Maciej Lepiato po raz szósty kończy swój występ na mistrzostwach świata na podium. Skokiem na wysokość 2.01 wywalczył brąz. Jego dobra passa trwa, chociaż kolor medalu nie zadowolił polskiego skoczka.
– Wiadomo, że oczekiwania wobec swojego startu miałem zupełnie inne i na pewno trzecie miejsce mnie nie satysfakcjonuje, a wynik to już w ogóle poniżej normy– mówił po zakończonym konkursie skoku wzwyż trzykrotny medalista paralimpijski i pięciokrotny mistrz świata.
Dwa tygodnie przed zawodami osiągał bez problemu wynik 2.06. W Kobe do zwycięstwa wystarczało 2.04. Tyle właśnie skoczył Jonathan Broom Edwards, zwycięzca tej konkurencji.
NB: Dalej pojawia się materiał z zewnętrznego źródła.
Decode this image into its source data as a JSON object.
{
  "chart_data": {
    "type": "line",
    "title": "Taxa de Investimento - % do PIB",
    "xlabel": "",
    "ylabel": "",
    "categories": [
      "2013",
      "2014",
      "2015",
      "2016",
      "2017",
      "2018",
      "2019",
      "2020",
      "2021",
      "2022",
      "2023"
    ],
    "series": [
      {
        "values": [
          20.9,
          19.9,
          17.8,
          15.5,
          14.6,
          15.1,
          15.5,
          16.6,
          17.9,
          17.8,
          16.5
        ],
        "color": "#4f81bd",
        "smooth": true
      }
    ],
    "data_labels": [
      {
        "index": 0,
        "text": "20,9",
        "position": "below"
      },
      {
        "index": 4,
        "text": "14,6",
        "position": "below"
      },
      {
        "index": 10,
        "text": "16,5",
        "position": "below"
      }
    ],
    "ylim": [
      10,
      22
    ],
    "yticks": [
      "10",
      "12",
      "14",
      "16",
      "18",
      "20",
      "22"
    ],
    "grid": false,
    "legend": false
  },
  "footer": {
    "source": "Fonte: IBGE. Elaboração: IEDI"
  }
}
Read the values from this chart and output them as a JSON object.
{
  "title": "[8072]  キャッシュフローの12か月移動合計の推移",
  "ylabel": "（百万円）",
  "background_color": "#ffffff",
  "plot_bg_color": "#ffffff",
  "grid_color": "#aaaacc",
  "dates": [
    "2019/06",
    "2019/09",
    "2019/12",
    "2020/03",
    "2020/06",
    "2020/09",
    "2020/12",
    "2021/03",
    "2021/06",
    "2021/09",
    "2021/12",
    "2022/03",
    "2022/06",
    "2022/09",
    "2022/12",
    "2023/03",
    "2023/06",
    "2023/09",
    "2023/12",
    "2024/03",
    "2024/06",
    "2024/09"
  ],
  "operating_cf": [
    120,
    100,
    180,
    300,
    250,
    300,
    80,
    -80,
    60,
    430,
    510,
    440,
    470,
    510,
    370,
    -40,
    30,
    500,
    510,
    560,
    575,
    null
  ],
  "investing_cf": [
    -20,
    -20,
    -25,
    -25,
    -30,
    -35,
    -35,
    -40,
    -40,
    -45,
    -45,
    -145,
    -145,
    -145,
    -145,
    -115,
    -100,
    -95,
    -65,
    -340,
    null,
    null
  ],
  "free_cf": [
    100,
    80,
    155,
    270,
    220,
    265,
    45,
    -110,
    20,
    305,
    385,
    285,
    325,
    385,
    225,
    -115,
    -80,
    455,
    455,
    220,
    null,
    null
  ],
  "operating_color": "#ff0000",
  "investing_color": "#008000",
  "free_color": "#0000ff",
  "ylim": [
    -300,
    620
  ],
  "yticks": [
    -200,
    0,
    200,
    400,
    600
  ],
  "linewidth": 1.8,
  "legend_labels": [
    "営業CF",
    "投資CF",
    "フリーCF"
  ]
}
– W tym sezonie szykuję się na znacznie lepsze wyniki. Myślę o 2.10, ale jest też dobra strona dzisiejszego startu. Jestem po sportowemu wkurzony i jeszcze bardziej zmotywowany przed Paryżem- zadeklarował Maciej Lepiato.
Jego medal to już trzeci krążek dla polskiej ekipy, a upalny dzień w Kobe przyniósł również kwalifikacje do finału naszym sprinterom. Już w porannej sesji miejscem w finale cieszył się Krzysztof Ciuksza.
– Lubię taką pogodę i wszystko mi się podoba– powiedział Krzysztof Ciuksza, który bieg na 100 m ukończył na trzecim miejscu. Jego celem jest przede wszystkim zrobienie minimum na paralimpiadę, ale i medal jest na liście jego celów w Japonii.
Do finału weszły również sprinterki kategorii T 35. Zarówno Ingrid Renecka, jak i Jagoda Kibil ukończyły swoje biegi kwalifikacyjne na trzecim miejscu.
– Na metę dotarłam z czasem poniżej 33 sekund. Zaraz po Chince i Irance, z którymi będę rywalizować w finale– powiedziała Ingrid Renecka, która eliminacje pokonała z zapasem sił na jutrzejszy start.